Cuando alumbra este nuevo medio, Töpffer parte de la caricatura política inglesa —que por cierto sí usaba globos de texto, y por lo tanto no los desconocía— y de la estampería popular que practican artistas como William Hogarth. A eso hay que sumar la influencia de la tradición literaria, especialmente a raíz de Sterne y su Tristram Shandy, que juega con el lector y rompe con la tradición novelística. Los álbumes de Töpffer no se entienden sin ese deseo de sorprender a un público culto y acomodado. La sátira, presente tanto en la caricatura como en Sterne, es esencial en Töpffer, de ahí que Monsieur Jabot, la primera historia del volumen, sea un ácido retrato de un personaje frívolo y arribista, capaz de lo que sea para escalar puestos en la sociedad, o que Monsieur Crépin —la segunda y una de las mejores historietas del libro— se burle con gracia de la frenología, una pseudociencia según la cual es posible descubrir el carácter de una persona por la forma de su cráneo. Monsieur Vieux Bois ridiculiza los bucólicos tópicos pastoriles y los suicidios por desamor tan habituales en las novelas románticas, Monsieur Pencil se ríe de los artistas y los mítines políticos, y El Doctor Festus ataca la ciega disciplina del ejército.

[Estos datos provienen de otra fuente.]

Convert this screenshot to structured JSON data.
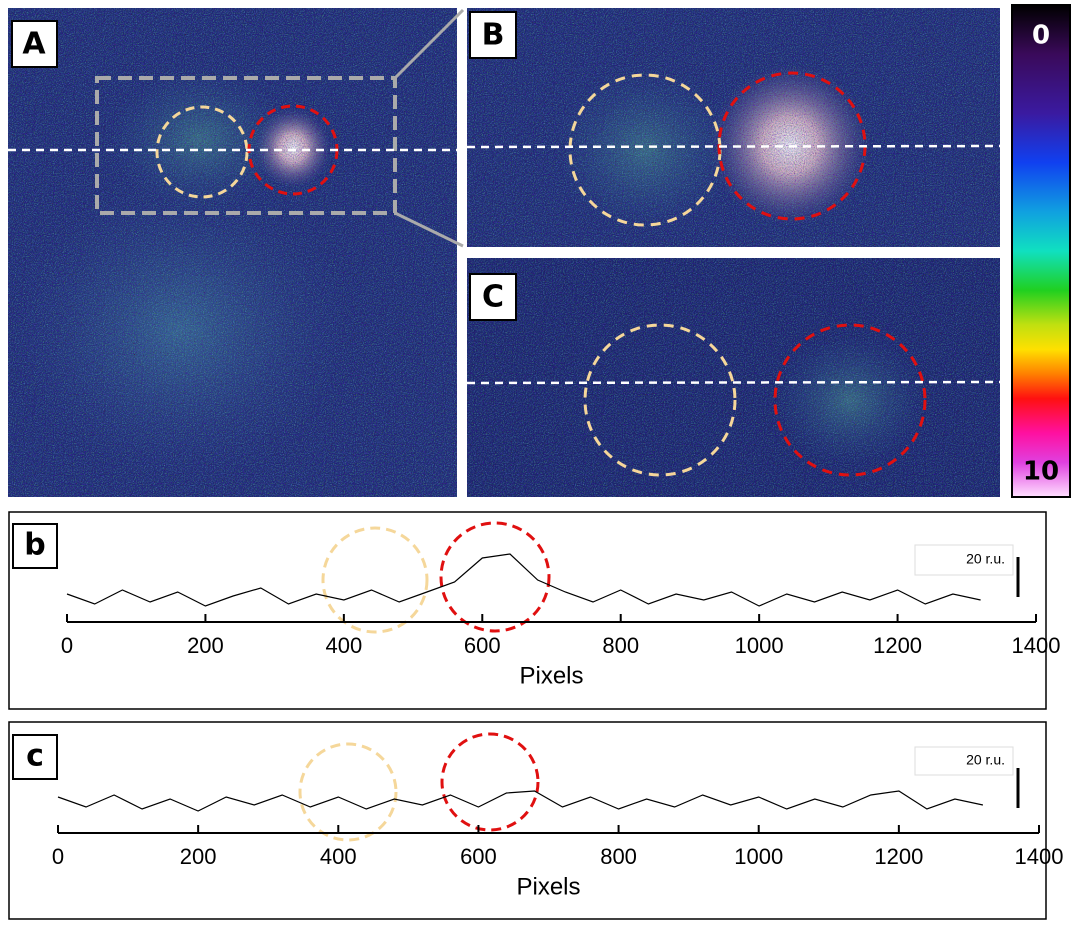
{
  "panel_labels": [
    "A",
    "B",
    "C"
  ],
  "colorbar_labels": [
    "0",
    "10"
  ],
  "chart_data": [
    {
      "type": "line",
      "panel_label": "b",
      "x_label": "Pixels",
      "xlim": [
        0,
        1400
      ],
      "xticks": [
        0,
        200,
        400,
        600,
        800,
        1000,
        1200,
        1400
      ],
      "ylim": [
        -12,
        38
      ],
      "color": "#000000",
      "scale_bar": {
        "value": 20,
        "label": "20 r.u."
      },
      "x": [
        0,
        40,
        80,
        120,
        160,
        200,
        240,
        280,
        320,
        360,
        400,
        440,
        480,
        520,
        560,
        600,
        640,
        680,
        720,
        760,
        800,
        840,
        880,
        920,
        960,
        1000,
        1040,
        1080,
        1120,
        1160,
        1200,
        1240,
        1280,
        1320
      ],
      "values": [
        2,
        -3,
        4,
        -2,
        3,
        -4,
        1,
        5,
        -3,
        2,
        -1,
        4,
        -2,
        3,
        8,
        20,
        22,
        9,
        3,
        -2,
        4,
        -3,
        2,
        -1,
        3,
        -4,
        2,
        -2,
        3,
        -1,
        4,
        -3,
        2,
        -1
      ]
    },
    {
      "type": "line",
      "panel_label": "c",
      "x_label": "Pixels",
      "xlim": [
        0,
        1400
      ],
      "xticks": [
        0,
        200,
        400,
        600,
        800,
        1000,
        1200,
        1400
      ],
      "ylim": [
        -15,
        35
      ],
      "color": "#000000",
      "scale_bar": {
        "value": 20,
        "label": "20 r.u."
      },
      "x": [
        0,
        40,
        80,
        120,
        160,
        200,
        240,
        280,
        320,
        360,
        400,
        440,
        480,
        520,
        560,
        600,
        640,
        680,
        720,
        760,
        800,
        840,
        880,
        920,
        960,
        1000,
        1040,
        1080,
        1120,
        1160,
        1200,
        1240,
        1280,
        1320
      ],
      "values": [
        3,
        -2,
        4,
        -3,
        2,
        -4,
        3,
        -1,
        4,
        -2,
        3,
        -3,
        2,
        -1,
        4,
        -2,
        5,
        6,
        -2,
        3,
        -3,
        2,
        -2,
        4,
        -1,
        3,
        -3,
        2,
        -2,
        4,
        6,
        -3,
        2,
        -1
      ]
    }
  ]
}
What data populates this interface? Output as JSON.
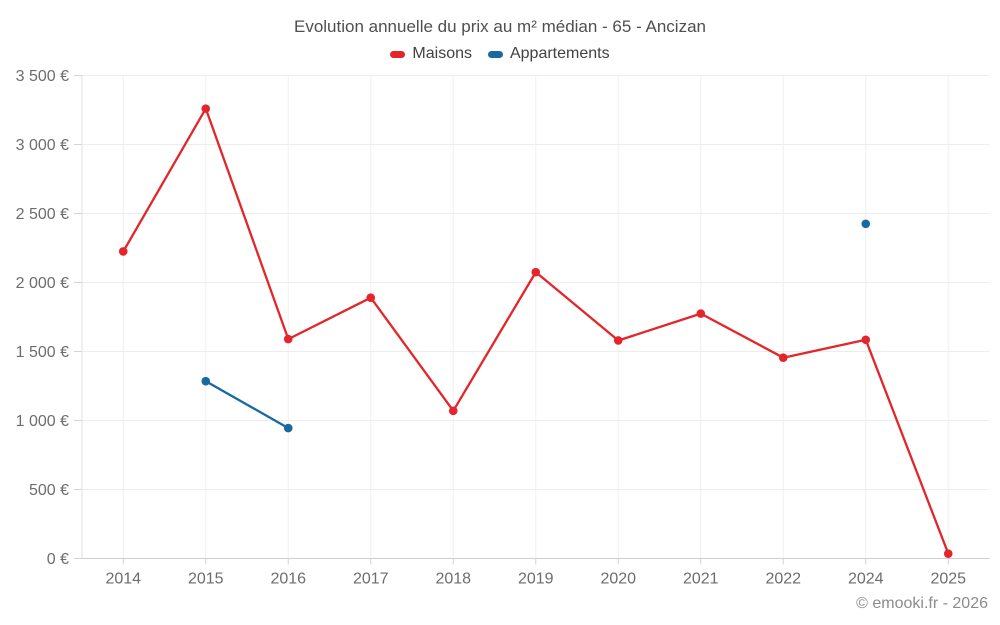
{
  "header": {
    "title": "Evolution annuelle du prix au m² médian - 65 - Ancizan"
  },
  "legend": {
    "items": [
      {
        "label": "Maisons",
        "color": "#e2262b"
      },
      {
        "label": "Appartements",
        "color": "#17699f"
      }
    ]
  },
  "footer": {
    "copyright": "© emooki.fr - 2026"
  },
  "chart_data": {
    "type": "line",
    "title": "Evolution annuelle du prix au m² médian - 65 - Ancizan",
    "categories": [
      "2014",
      "2015",
      "2016",
      "2017",
      "2018",
      "2019",
      "2020",
      "2021",
      "2022",
      "2024",
      "2025"
    ],
    "series": [
      {
        "name": "Maisons",
        "color": "#e2262b",
        "values": [
          2225,
          3260,
          1590,
          1890,
          1070,
          2075,
          1580,
          1775,
          1455,
          1585,
          35
        ]
      },
      {
        "name": "Appartements",
        "color": "#17699f",
        "values": [
          null,
          1285,
          945,
          null,
          null,
          null,
          null,
          null,
          null,
          2425,
          null
        ]
      }
    ],
    "xlabel": "",
    "ylabel": "",
    "ylim": [
      0,
      3500
    ],
    "y_tick_step": 500,
    "y_tick_labels": [
      "0 €",
      "500 €",
      "1 000 €",
      "1 500 €",
      "2 000 €",
      "2 500 €",
      "3 000 €",
      "3 500 €"
    ],
    "grid": true,
    "legend_position": "top",
    "marker_radius": 4.3,
    "line_width": 2.3
  }
}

Una de las lecciones de Töpffer es mostrar que el dibujo es esencial en el cómic. Por eso sus páginas constatan la primacía del dibujo, un dibujo tan imaginativo que hasta parece ser el motor que genera la historia con sus felices hallazgos gráficos. Al lector de hoy tal vez le sorprenda que los personajes se disfracen y cambien de ropa tan a menudo, pero con ello Töpffer no hace más que remarcar una de las particularidades de la historieta: su componente visual, la fascinante y cómica capacidad de metamorfosis del dibujo. El autor juega a fondo con ello porque sabe que es algo imposible en un medio meramente escrito.
El suyo es un dibujo simple, un garabato endiabladamente expresivo. Los personajes se mueven llenos de vida y fue eso lo que maravilló a sus contemporáneos, empezando por Goethe, el gran nombre de las letras alemanas, que le animó a publicar sus álbumes cuando eran a penas un divertimento para amigos (en realidad, el primer álbum lo hizo en 1927 pero no se publicó). Su dibujo es casi una escritura, una escritura gráfica —no estamos lejos de los álbumes de Joann Sfar—, y los textos al pie de las viñetas son una especie de dibujo, porque están escritos por la mano del autor. Sí, texto y dibujo indisociablemente unidos. Ahora nos puede parecer una obviedad, pero fue un hallazgo técnico lo que permitió que Töpffer pudiera trabajar así, ya que usó un procedimiento de impresión casi olvidado: la autografía. La gran bondad de la autografía es que hace posible imprimir la página tal cual la crea el dibujante, sin invertirla especularmente, como era habitual entonces. Una ventaja enorme para un dibujante de cómics. Un procedimiento sin el cual ahora no estaríamos disfrutando de estas vibrantes historias en estampas.